The old Magic Man inspired Boy Boy to rescue the parade and Boy Boy went into town with his magic drum and saved the parade. As he played it, an assortment of persons joined him bringing whatever they could in order to make sound.
For example: ‘Pa-tang, pang, pa-tang, Mr Rand’s tyre iron rang’.
We need Boy Boy as badly now because, as in the storybook, Carnival Land became ‘a dark, silent scary place and the people were full of despair because there would be no music for the Peace Parade this year’.
Actually the need is greater given the dismissive disrespect of the National Carnival Commission and the last minute vaps reactions.
Before returning to the joy of The Magic Drum, let me join in the acclaim for our sister in performing arts, Singing Sandra, who died last week. She lived and died, carrying—no matter what—the dignity she extolled in song.

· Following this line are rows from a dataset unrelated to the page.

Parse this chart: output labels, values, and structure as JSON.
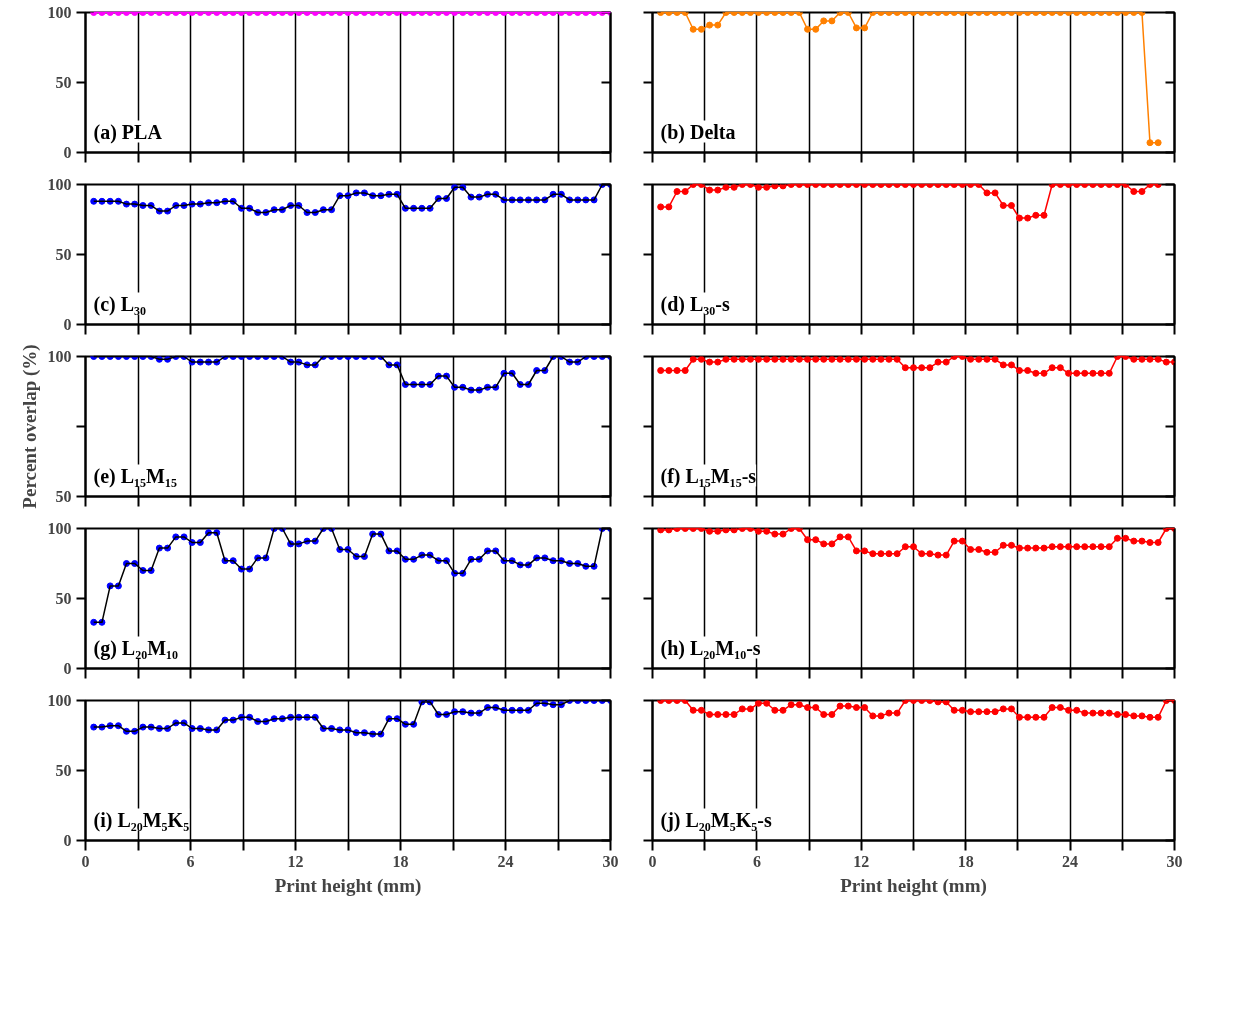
{
  "chart_data": [
    {
      "type": "line",
      "title": "(a) PLA",
      "xlim": [
        0,
        30
      ],
      "ylim": [
        0,
        100
      ],
      "xticks": [
        0,
        {
          "value": 3,
          "label": null
        },
        6,
        {
          "value": 9,
          "label": null
        },
        12,
        {
          "value": 15,
          "label": null
        },
        18,
        {
          "value": 21,
          "label": null
        },
        24,
        {
          "value": 27,
          "label": null
        },
        30
      ],
      "yticks": [
        0,
        50,
        100
      ],
      "grid": "x",
      "tick_labels": "y",
      "marker": "circle",
      "line_style": "solid",
      "x": [
        0.47,
        0.94,
        1.41,
        1.88,
        2.34,
        2.81,
        3.28,
        3.75,
        4.22,
        4.69,
        5.16,
        5.63,
        6.09,
        6.56,
        7.03,
        7.5,
        7.97,
        8.44,
        8.91,
        9.38,
        9.84,
        10.31,
        10.78,
        11.25,
        11.72,
        12.19,
        12.66,
        13.13,
        13.59,
        14.06,
        14.53,
        15,
        15.47,
        15.94,
        16.41,
        16.88,
        17.34,
        17.81,
        18.28,
        18.75,
        19.22,
        19.69,
        20.16,
        20.63,
        21.09,
        21.56,
        22.03,
        22.5,
        22.97,
        23.44,
        23.91,
        24.38,
        24.84,
        25.31,
        25.78,
        26.25,
        26.72,
        27.19,
        27.66,
        28.13,
        28.59,
        29.06,
        29.53,
        30
      ],
      "series": [
        {
          "color": "#ff00ff",
          "values": [
            100,
            100,
            100,
            100,
            100,
            100,
            100,
            100,
            100,
            100,
            100,
            100,
            100,
            100,
            100,
            100,
            100,
            100,
            100,
            100,
            100,
            100,
            100,
            100,
            100,
            100,
            100,
            100,
            100,
            100,
            100,
            100,
            100,
            100,
            100,
            100,
            100,
            100,
            100,
            100,
            100,
            100,
            100,
            100,
            100,
            100,
            100,
            100,
            100,
            100,
            100,
            100,
            100,
            100,
            100,
            100,
            100,
            100,
            100,
            100,
            100,
            100,
            100,
            100
          ]
        }
      ]
    },
    {
      "type": "line",
      "title": "(b) Delta",
      "xlim": [
        0,
        30
      ],
      "ylim": [
        0,
        100
      ],
      "xticks": [
        0,
        {
          "value": 3,
          "label": null
        },
        6,
        {
          "value": 9,
          "label": null
        },
        12,
        {
          "value": 15,
          "label": null
        },
        18,
        {
          "value": 21,
          "label": null
        },
        24,
        {
          "value": 27,
          "label": null
        },
        30
      ],
      "yticks": [
        {
          "value": 0,
          "label": null
        },
        {
          "value": 50,
          "label": null
        },
        {
          "value": 100,
          "label": null
        }
      ],
      "grid": "x",
      "tick_labels": false,
      "marker": "circle",
      "line_style": "solid",
      "x": [
        0.47,
        0.94,
        1.41,
        1.88,
        2.34,
        2.81,
        3.28,
        3.75,
        4.22,
        4.69,
        5.16,
        5.63,
        6.09,
        6.56,
        7.03,
        7.5,
        7.97,
        8.44,
        8.91,
        9.38,
        9.84,
        10.31,
        10.78,
        11.25,
        11.72,
        12.19,
        12.66,
        13.13,
        13.59,
        14.06,
        14.53,
        15,
        15.47,
        15.94,
        16.41,
        16.88,
        17.34,
        17.81,
        18.28,
        18.75,
        19.22,
        19.69,
        20.16,
        20.63,
        21.09,
        21.56,
        22.03,
        22.5,
        22.97,
        23.44,
        23.91,
        24.38,
        24.84,
        25.31,
        25.78,
        26.25,
        26.72,
        27.19,
        27.66,
        28.13,
        28.59,
        29.06
      ],
      "series": [
        {
          "color": "#ff8000",
          "values": [
            100,
            100,
            100,
            100,
            88,
            88,
            91,
            91,
            100,
            100,
            100,
            100,
            100,
            100,
            100,
            100,
            100,
            100,
            88,
            88,
            94,
            94,
            100,
            100,
            89,
            89,
            100,
            100,
            100,
            100,
            100,
            100,
            100,
            100,
            100,
            100,
            100,
            100,
            100,
            100,
            100,
            100,
            100,
            100,
            100,
            100,
            100,
            100,
            100,
            100,
            100,
            100,
            100,
            100,
            100,
            100,
            100,
            100,
            100,
            100,
            7,
            7
          ]
        }
      ]
    },
    {
      "type": "line",
      "title": "(c) L₃₀",
      "xlim": [
        0,
        30
      ],
      "ylim": [
        0,
        100
      ],
      "xticks": [
        0,
        {
          "value": 3,
          "label": null
        },
        6,
        {
          "value": 9,
          "label": null
        },
        12,
        {
          "value": 15,
          "label": null
        },
        18,
        {
          "value": 21,
          "label": null
        },
        24,
        {
          "value": 27,
          "label": null
        },
        30
      ],
      "yticks": [
        0,
        50,
        100
      ],
      "grid": "x",
      "tick_labels": "y",
      "marker": "circle",
      "line_style": "solid",
      "x": [
        0.47,
        0.94,
        1.41,
        1.88,
        2.34,
        2.81,
        3.28,
        3.75,
        4.22,
        4.69,
        5.16,
        5.63,
        6.09,
        6.56,
        7.03,
        7.5,
        7.97,
        8.44,
        8.91,
        9.38,
        9.84,
        10.31,
        10.78,
        11.25,
        11.72,
        12.19,
        12.66,
        13.13,
        13.59,
        14.06,
        14.53,
        15,
        15.47,
        15.94,
        16.41,
        16.88,
        17.34,
        17.81,
        18.28,
        18.75,
        19.22,
        19.69,
        20.16,
        20.63,
        21.09,
        21.56,
        22.03,
        22.5,
        22.97,
        23.44,
        23.91,
        24.38,
        24.84,
        25.31,
        25.78,
        26.25,
        26.72,
        27.19,
        27.66,
        28.13,
        28.59,
        29.06,
        29.53,
        30
      ],
      "series": [
        {
          "type": "line",
          "marker": "none",
          "color": "#000000",
          "values": [
            88,
            88,
            88,
            88,
            86,
            86,
            85,
            85,
            81,
            81,
            85,
            85,
            86,
            86,
            87,
            87,
            88,
            88,
            83,
            83,
            80,
            80,
            82,
            82,
            85,
            85,
            80,
            80,
            82,
            82,
            92,
            92,
            94,
            94,
            92,
            92,
            93,
            93,
            83,
            83,
            83,
            83,
            90,
            90,
            98,
            98,
            91,
            91,
            93,
            93,
            89,
            89,
            89,
            89,
            89,
            89,
            93,
            93,
            89,
            89,
            89,
            89,
            100,
            100
          ]
        },
        {
          "type": "scatter",
          "color": "#0000ff",
          "values": [
            88,
            88,
            88,
            88,
            86,
            86,
            85,
            85,
            81,
            81,
            85,
            85,
            86,
            86,
            87,
            87,
            88,
            88,
            83,
            83,
            80,
            80,
            82,
            82,
            85,
            85,
            80,
            80,
            82,
            82,
            92,
            92,
            94,
            94,
            92,
            92,
            93,
            93,
            83,
            83,
            83,
            83,
            90,
            90,
            98,
            98,
            91,
            91,
            93,
            93,
            89,
            89,
            89,
            89,
            89,
            89,
            93,
            93,
            89,
            89,
            89,
            89,
            100,
            100
          ]
        }
      ]
    },
    {
      "type": "line",
      "title": "(d) L₃₀-s",
      "xlim": [
        0,
        30
      ],
      "ylim": [
        0,
        100
      ],
      "xticks": [
        0,
        {
          "value": 3,
          "label": null
        },
        6,
        {
          "value": 9,
          "label": null
        },
        12,
        {
          "value": 15,
          "label": null
        },
        18,
        {
          "value": 21,
          "label": null
        },
        24,
        {
          "value": 27,
          "label": null
        },
        30
      ],
      "yticks": [
        {
          "value": 0,
          "label": null
        },
        {
          "value": 50,
          "label": null
        },
        {
          "value": 100,
          "label": null
        }
      ],
      "grid": "x",
      "tick_labels": false,
      "marker": "circle",
      "line_style": "solid",
      "x": [
        0.47,
        0.94,
        1.41,
        1.88,
        2.34,
        2.81,
        3.28,
        3.75,
        4.22,
        4.69,
        5.16,
        5.63,
        6.09,
        6.56,
        7.03,
        7.5,
        7.97,
        8.44,
        8.91,
        9.38,
        9.84,
        10.31,
        10.78,
        11.25,
        11.72,
        12.19,
        12.66,
        13.13,
        13.59,
        14.06,
        14.53,
        15,
        15.47,
        15.94,
        16.41,
        16.88,
        17.34,
        17.81,
        18.28,
        18.75,
        19.22,
        19.69,
        20.16,
        20.63,
        21.09,
        21.56,
        22.03,
        22.5,
        22.97,
        23.44,
        23.91,
        24.38,
        24.84,
        25.31,
        25.78,
        26.25,
        26.72,
        27.19,
        27.66,
        28.13,
        28.59,
        29.06
      ],
      "series": [
        {
          "color": "#ff0000",
          "values": [
            84,
            84,
            95,
            95,
            100,
            100,
            96,
            96,
            98,
            98,
            100,
            100,
            98,
            98,
            99,
            99,
            100,
            100,
            100,
            100,
            100,
            100,
            100,
            100,
            100,
            100,
            100,
            100,
            100,
            100,
            100,
            100,
            100,
            100,
            100,
            100,
            100,
            100,
            100,
            100,
            94,
            94,
            85,
            85,
            76,
            76,
            78,
            78,
            100,
            100,
            100,
            100,
            100,
            100,
            100,
            100,
            100,
            100,
            95,
            95,
            100,
            100
          ]
        }
      ]
    },
    {
      "type": "line",
      "title": "(e) L₁₅M₁₅",
      "ylabel": "Percent overlap (%)",
      "xlim": [
        0,
        30
      ],
      "ylim": [
        50,
        100
      ],
      "xticks": [
        0,
        {
          "value": 3,
          "label": null
        },
        6,
        {
          "value": 9,
          "label": null
        },
        12,
        {
          "value": 15,
          "label": null
        },
        18,
        {
          "value": 21,
          "label": null
        },
        24,
        {
          "value": 27,
          "label": null
        },
        30
      ],
      "yticks": [
        50,
        {
          "value": 75,
          "label": null
        },
        100
      ],
      "grid": "x",
      "tick_labels": "y",
      "marker": "circle",
      "line_style": "solid",
      "x": [
        0.47,
        0.94,
        1.41,
        1.88,
        2.34,
        2.81,
        3.28,
        3.75,
        4.22,
        4.69,
        5.16,
        5.63,
        6.09,
        6.56,
        7.03,
        7.5,
        7.97,
        8.44,
        8.91,
        9.38,
        9.84,
        10.31,
        10.78,
        11.25,
        11.72,
        12.19,
        12.66,
        13.13,
        13.59,
        14.06,
        14.53,
        15,
        15.47,
        15.94,
        16.41,
        16.88,
        17.34,
        17.81,
        18.28,
        18.75,
        19.22,
        19.69,
        20.16,
        20.63,
        21.09,
        21.56,
        22.03,
        22.5,
        22.97,
        23.44,
        23.91,
        24.38,
        24.84,
        25.31,
        25.78,
        26.25,
        26.72,
        27.19,
        27.66,
        28.13,
        28.59,
        29.06,
        29.53,
        30
      ],
      "series": [
        {
          "type": "line",
          "marker": "none",
          "color": "#000000",
          "values": [
            100,
            100,
            100,
            100,
            100,
            100,
            100,
            100,
            99,
            99,
            100,
            100,
            98,
            98,
            98,
            98,
            100,
            100,
            100,
            100,
            100,
            100,
            100,
            100,
            98,
            98,
            97,
            97,
            100,
            100,
            100,
            100,
            100,
            100,
            100,
            100,
            97,
            97,
            90,
            90,
            90,
            90,
            93,
            93,
            89,
            89,
            88,
            88,
            89,
            89,
            94,
            94,
            90,
            90,
            95,
            95,
            100,
            100,
            98,
            98,
            100,
            100,
            100,
            100
          ]
        },
        {
          "type": "scatter",
          "color": "#0000ff",
          "values": [
            100,
            100,
            100,
            100,
            100,
            100,
            100,
            100,
            99,
            99,
            100,
            100,
            98,
            98,
            98,
            98,
            100,
            100,
            100,
            100,
            100,
            100,
            100,
            100,
            98,
            98,
            97,
            97,
            100,
            100,
            100,
            100,
            100,
            100,
            100,
            100,
            97,
            97,
            90,
            90,
            90,
            90,
            93,
            93,
            89,
            89,
            88,
            88,
            89,
            89,
            94,
            94,
            90,
            90,
            95,
            95,
            100,
            100,
            98,
            98,
            100,
            100,
            100,
            100
          ]
        }
      ]
    },
    {
      "type": "line",
      "title": "(f) L₁₅M₁₅-s",
      "xlim": [
        0,
        30
      ],
      "ylim": [
        50,
        100
      ],
      "xticks": [
        0,
        {
          "value": 3,
          "label": null
        },
        6,
        {
          "value": 9,
          "label": null
        },
        12,
        {
          "value": 15,
          "label": null
        },
        18,
        {
          "value": 21,
          "label": null
        },
        24,
        {
          "value": 27,
          "label": null
        },
        30
      ],
      "yticks": [
        {
          "value": 50,
          "label": null
        },
        {
          "value": 75,
          "label": null
        },
        {
          "value": 100,
          "label": null
        }
      ],
      "grid": "x",
      "tick_labels": false,
      "marker": "circle",
      "line_style": "solid",
      "x": [
        0.47,
        0.94,
        1.41,
        1.88,
        2.34,
        2.81,
        3.28,
        3.75,
        4.22,
        4.69,
        5.16,
        5.63,
        6.09,
        6.56,
        7.03,
        7.5,
        7.97,
        8.44,
        8.91,
        9.38,
        9.84,
        10.31,
        10.78,
        11.25,
        11.72,
        12.19,
        12.66,
        13.13,
        13.59,
        14.06,
        14.53,
        15,
        15.47,
        15.94,
        16.41,
        16.88,
        17.34,
        17.81,
        18.28,
        18.75,
        19.22,
        19.69,
        20.16,
        20.63,
        21.09,
        21.56,
        22.03,
        22.5,
        22.97,
        23.44,
        23.91,
        24.38,
        24.84,
        25.31,
        25.78,
        26.25,
        26.72,
        27.19,
        27.66,
        28.13,
        28.59,
        29.06,
        29.53,
        30
      ],
      "series": [
        {
          "color": "#ff0000",
          "values": [
            95,
            95,
            95,
            95,
            99,
            99,
            98,
            98,
            99,
            99,
            99,
            99,
            99,
            99,
            99,
            99,
            99,
            99,
            99,
            99,
            99,
            99,
            99,
            99,
            99,
            99,
            99,
            99,
            99,
            99,
            96,
            96,
            96,
            96,
            98,
            98,
            100,
            100,
            99,
            99,
            99,
            99,
            97,
            97,
            95,
            95,
            94,
            94,
            96,
            96,
            94,
            94,
            94,
            94,
            94,
            94,
            100,
            100,
            99,
            99,
            99,
            99,
            98,
            98
          ]
        }
      ]
    },
    {
      "type": "line",
      "title": "(g) L₂₀M₁₀",
      "xlim": [
        0,
        30
      ],
      "ylim": [
        0,
        100
      ],
      "xticks": [
        0,
        {
          "value": 3,
          "label": null
        },
        6,
        {
          "value": 9,
          "label": null
        },
        12,
        {
          "value": 15,
          "label": null
        },
        18,
        {
          "value": 21,
          "label": null
        },
        24,
        {
          "value": 27,
          "label": null
        },
        30
      ],
      "yticks": [
        0,
        50,
        100
      ],
      "grid": "x",
      "tick_labels": "y",
      "marker": "circle",
      "line_style": "solid",
      "x": [
        0.47,
        0.94,
        1.41,
        1.88,
        2.34,
        2.81,
        3.28,
        3.75,
        4.22,
        4.69,
        5.16,
        5.63,
        6.09,
        6.56,
        7.03,
        7.5,
        7.97,
        8.44,
        8.91,
        9.38,
        9.84,
        10.31,
        10.78,
        11.25,
        11.72,
        12.19,
        12.66,
        13.13,
        13.59,
        14.06,
        14.53,
        15,
        15.47,
        15.94,
        16.41,
        16.88,
        17.34,
        17.81,
        18.28,
        18.75,
        19.22,
        19.69,
        20.16,
        20.63,
        21.09,
        21.56,
        22.03,
        22.5,
        22.97,
        23.44,
        23.91,
        24.38,
        24.84,
        25.31,
        25.78,
        26.25,
        26.72,
        27.19,
        27.66,
        28.13,
        28.59,
        29.06,
        29.53,
        30
      ],
      "series": [
        {
          "type": "line",
          "marker": "none",
          "color": "#000000",
          "values": [
            33,
            33,
            59,
            59,
            75,
            75,
            70,
            70,
            86,
            86,
            94,
            94,
            90,
            90,
            97,
            97,
            77,
            77,
            71,
            71,
            79,
            79,
            100,
            100,
            89,
            89,
            91,
            91,
            100,
            100,
            85,
            85,
            80,
            80,
            96,
            96,
            84,
            84,
            78,
            78,
            81,
            81,
            77,
            77,
            68,
            68,
            78,
            78,
            84,
            84,
            77,
            77,
            74,
            74,
            79,
            79,
            77,
            77,
            75,
            75,
            73,
            73,
            100,
            100
          ]
        },
        {
          "type": "scatter",
          "color": "#0000ff",
          "values": [
            33,
            33,
            59,
            59,
            75,
            75,
            70,
            70,
            86,
            86,
            94,
            94,
            90,
            90,
            97,
            97,
            77,
            77,
            71,
            71,
            79,
            79,
            100,
            100,
            89,
            89,
            91,
            91,
            100,
            100,
            85,
            85,
            80,
            80,
            96,
            96,
            84,
            84,
            78,
            78,
            81,
            81,
            77,
            77,
            68,
            68,
            78,
            78,
            84,
            84,
            77,
            77,
            74,
            74,
            79,
            79,
            77,
            77,
            75,
            75,
            73,
            73,
            100,
            100
          ]
        }
      ]
    },
    {
      "type": "line",
      "title": "(h) L₂₀M₁₀-s",
      "xlim": [
        0,
        30
      ],
      "ylim": [
        0,
        100
      ],
      "xticks": [
        0,
        {
          "value": 3,
          "label": null
        },
        6,
        {
          "value": 9,
          "label": null
        },
        12,
        {
          "value": 15,
          "label": null
        },
        18,
        {
          "value": 21,
          "label": null
        },
        24,
        {
          "value": 27,
          "label": null
        },
        30
      ],
      "yticks": [
        {
          "value": 0,
          "label": null
        },
        {
          "value": 50,
          "label": null
        },
        {
          "value": 100,
          "label": null
        }
      ],
      "grid": "x",
      "tick_labels": false,
      "marker": "circle",
      "line_style": "solid",
      "x": [
        0.47,
        0.94,
        1.41,
        1.88,
        2.34,
        2.81,
        3.28,
        3.75,
        4.22,
        4.69,
        5.16,
        5.63,
        6.09,
        6.56,
        7.03,
        7.5,
        7.97,
        8.44,
        8.91,
        9.38,
        9.84,
        10.31,
        10.78,
        11.25,
        11.72,
        12.19,
        12.66,
        13.13,
        13.59,
        14.06,
        14.53,
        15,
        15.47,
        15.94,
        16.41,
        16.88,
        17.34,
        17.81,
        18.28,
        18.75,
        19.22,
        19.69,
        20.16,
        20.63,
        21.09,
        21.56,
        22.03,
        22.5,
        22.97,
        23.44,
        23.91,
        24.38,
        24.84,
        25.31,
        25.78,
        26.25,
        26.72,
        27.19,
        27.66,
        28.13,
        28.59,
        29.06,
        29.53,
        30
      ],
      "series": [
        {
          "color": "#ff0000",
          "values": [
            99,
            99,
            100,
            100,
            100,
            100,
            98,
            98,
            99,
            99,
            100,
            100,
            98,
            98,
            96,
            96,
            100,
            100,
            92,
            92,
            89,
            89,
            94,
            94,
            84,
            84,
            82,
            82,
            82,
            82,
            87,
            87,
            82,
            82,
            81,
            81,
            91,
            91,
            85,
            85,
            83,
            83,
            88,
            88,
            86,
            86,
            86,
            86,
            87,
            87,
            87,
            87,
            87,
            87,
            87,
            87,
            93,
            93,
            91,
            91,
            90,
            90,
            100,
            100
          ]
        }
      ]
    },
    {
      "type": "line",
      "title": "(i) L₂₀M₅K₅",
      "xlabel": "Print height (mm)",
      "xlim": [
        0,
        30
      ],
      "ylim": [
        0,
        100
      ],
      "xticks": [
        0,
        {
          "value": 3,
          "label": null
        },
        6,
        {
          "value": 9,
          "label": null
        },
        12,
        {
          "value": 15,
          "label": null
        },
        18,
        {
          "value": 21,
          "label": null
        },
        24,
        {
          "value": 27,
          "label": null
        },
        30
      ],
      "yticks": [
        0,
        50,
        100
      ],
      "grid": "x",
      "marker": "circle",
      "line_style": "solid",
      "x": [
        0.47,
        0.94,
        1.41,
        1.88,
        2.34,
        2.81,
        3.28,
        3.75,
        4.22,
        4.69,
        5.16,
        5.63,
        6.09,
        6.56,
        7.03,
        7.5,
        7.97,
        8.44,
        8.91,
        9.38,
        9.84,
        10.31,
        10.78,
        11.25,
        11.72,
        12.19,
        12.66,
        13.13,
        13.59,
        14.06,
        14.53,
        15,
        15.47,
        15.94,
        16.41,
        16.88,
        17.34,
        17.81,
        18.28,
        18.75,
        19.22,
        19.69,
        20.16,
        20.63,
        21.09,
        21.56,
        22.03,
        22.5,
        22.97,
        23.44,
        23.91,
        24.38,
        24.84,
        25.31,
        25.78,
        26.25,
        26.72,
        27.19,
        27.66,
        28.13,
        28.59,
        29.06,
        29.53,
        30
      ],
      "series": [
        {
          "type": "line",
          "marker": "none",
          "color": "#000000",
          "values": [
            81,
            81,
            82,
            82,
            78,
            78,
            81,
            81,
            80,
            80,
            84,
            84,
            80,
            80,
            79,
            79,
            86,
            86,
            88,
            88,
            85,
            85,
            87,
            87,
            88,
            88,
            88,
            88,
            80,
            80,
            79,
            79,
            77,
            77,
            76,
            76,
            87,
            87,
            83,
            83,
            99,
            99,
            90,
            90,
            92,
            92,
            91,
            91,
            95,
            95,
            93,
            93,
            93,
            93,
            98,
            98,
            97,
            97,
            100,
            100,
            100,
            100,
            100,
            100
          ]
        },
        {
          "type": "scatter",
          "color": "#0000ff",
          "values": [
            81,
            81,
            82,
            82,
            78,
            78,
            81,
            81,
            80,
            80,
            84,
            84,
            80,
            80,
            79,
            79,
            86,
            86,
            88,
            88,
            85,
            85,
            87,
            87,
            88,
            88,
            88,
            88,
            80,
            80,
            79,
            79,
            77,
            77,
            76,
            76,
            87,
            87,
            83,
            83,
            99,
            99,
            90,
            90,
            92,
            92,
            91,
            91,
            95,
            95,
            93,
            93,
            93,
            93,
            98,
            98,
            97,
            97,
            100,
            100,
            100,
            100,
            100,
            100
          ]
        }
      ]
    },
    {
      "type": "line",
      "title": "(j) L₂₀M₅K₅-s",
      "xlabel": "Print height (mm)",
      "xlim": [
        0,
        30
      ],
      "ylim": [
        0,
        100
      ],
      "xticks": [
        0,
        {
          "value": 3,
          "label": null
        },
        6,
        {
          "value": 9,
          "label": null
        },
        12,
        {
          "value": 15,
          "label": null
        },
        18,
        {
          "value": 21,
          "label": null
        },
        24,
        {
          "value": 27,
          "label": null
        },
        30
      ],
      "yticks": [
        {
          "value": 0,
          "label": null
        },
        {
          "value": 50,
          "label": null
        },
        {
          "value": 100,
          "label": null
        }
      ],
      "grid": "x",
      "tick_labels": "x",
      "marker": "circle",
      "line_style": "solid",
      "x": [
        0.47,
        0.94,
        1.41,
        1.88,
        2.34,
        2.81,
        3.28,
        3.75,
        4.22,
        4.69,
        5.16,
        5.63,
        6.09,
        6.56,
        7.03,
        7.5,
        7.97,
        8.44,
        8.91,
        9.38,
        9.84,
        10.31,
        10.78,
        11.25,
        11.72,
        12.19,
        12.66,
        13.13,
        13.59,
        14.06,
        14.53,
        15,
        15.47,
        15.94,
        16.41,
        16.88,
        17.34,
        17.81,
        18.28,
        18.75,
        19.22,
        19.69,
        20.16,
        20.63,
        21.09,
        21.56,
        22.03,
        22.5,
        22.97,
        23.44,
        23.91,
        24.38,
        24.84,
        25.31,
        25.78,
        26.25,
        26.72,
        27.19,
        27.66,
        28.13,
        28.59,
        29.06,
        29.53,
        30
      ],
      "series": [
        {
          "color": "#ff0000",
          "values": [
            100,
            100,
            100,
            100,
            93,
            93,
            90,
            90,
            90,
            90,
            94,
            94,
            98,
            98,
            93,
            93,
            97,
            97,
            95,
            95,
            90,
            90,
            96,
            96,
            95,
            95,
            89,
            89,
            91,
            91,
            100,
            100,
            100,
            100,
            99,
            99,
            93,
            93,
            92,
            92,
            92,
            92,
            94,
            94,
            88,
            88,
            88,
            88,
            95,
            95,
            93,
            93,
            91,
            91,
            91,
            91,
            90,
            90,
            89,
            89,
            88,
            88,
            100,
            100
          ]
        }
      ]
    }
  ]
}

All music has evocative power, that is bringing strong images, memories or feelings to heart and mind. I have a close Phase II fan and follower as a pardner. I brought up The Magic Drum with him as a prelude to writing this column.
Once I mentioned that I might be writing about that Panorama tune, the hard times voice with its flatter pitch, which permeates most recent conversations with him, rose and went into excitement overdrive.
“Chief, Martin, that was tune. I could give you the rundown of what cause us to run second in Panorama that year, but boy; I could remember the colour of the costumes the pan players wore.
“I had a friend from DC and she was with me in the band. She had not come for Carnival a long time and was in awe…”
He then stopped the reminisce abruptly and I gathered that the rest of that evening is best left to private memories.
The dark mornings is a next jumbie. It is hard get up on these mornings, see the half-light and not be transported to a cool but pulsating Jouvert centre of the mind, waiting on the first steelband to come along Ariapita Avenue.
It would then carry chipping feet to Phillips Street corner to meet All Stars, en route to dropping its musical bomb at Victoria Square, to peel off from the band at the top of Richmond Street and return to the musical bomb scene to soak in the musical waves created by Despers and many others.
The Jouvert tradition does not involve the vast sums of taxpayers money carelessly thrown into the annual Panorama. Year after year, the grant for Panorama was wrongly and unaccountably treated as though Pan Trinbago was free to spend it as it pleased.
The consequence was, when the time came to pay the legitimate prize money and players’ stipend, there was cry of ‘shortfall’—because they bus’ the Panorama grant on ‘administrative’ expenses.
Responsible opinion within cultural circles has long recognised that we ought not to return to free-for-all expenditure in the guise of Panorama. Three years ago an experienced group recommended a restructuring and redistribution of the Panorama grant.
Will good advice be heeded when we resume?
Martin G Daly SC is a prominent attorney-at-law. He is a former Independent Senator and past president of the Law Association of Trinidad and Tobago.
He is chairman of the Pat Bishop Foundation and a steelpan music enthusiast.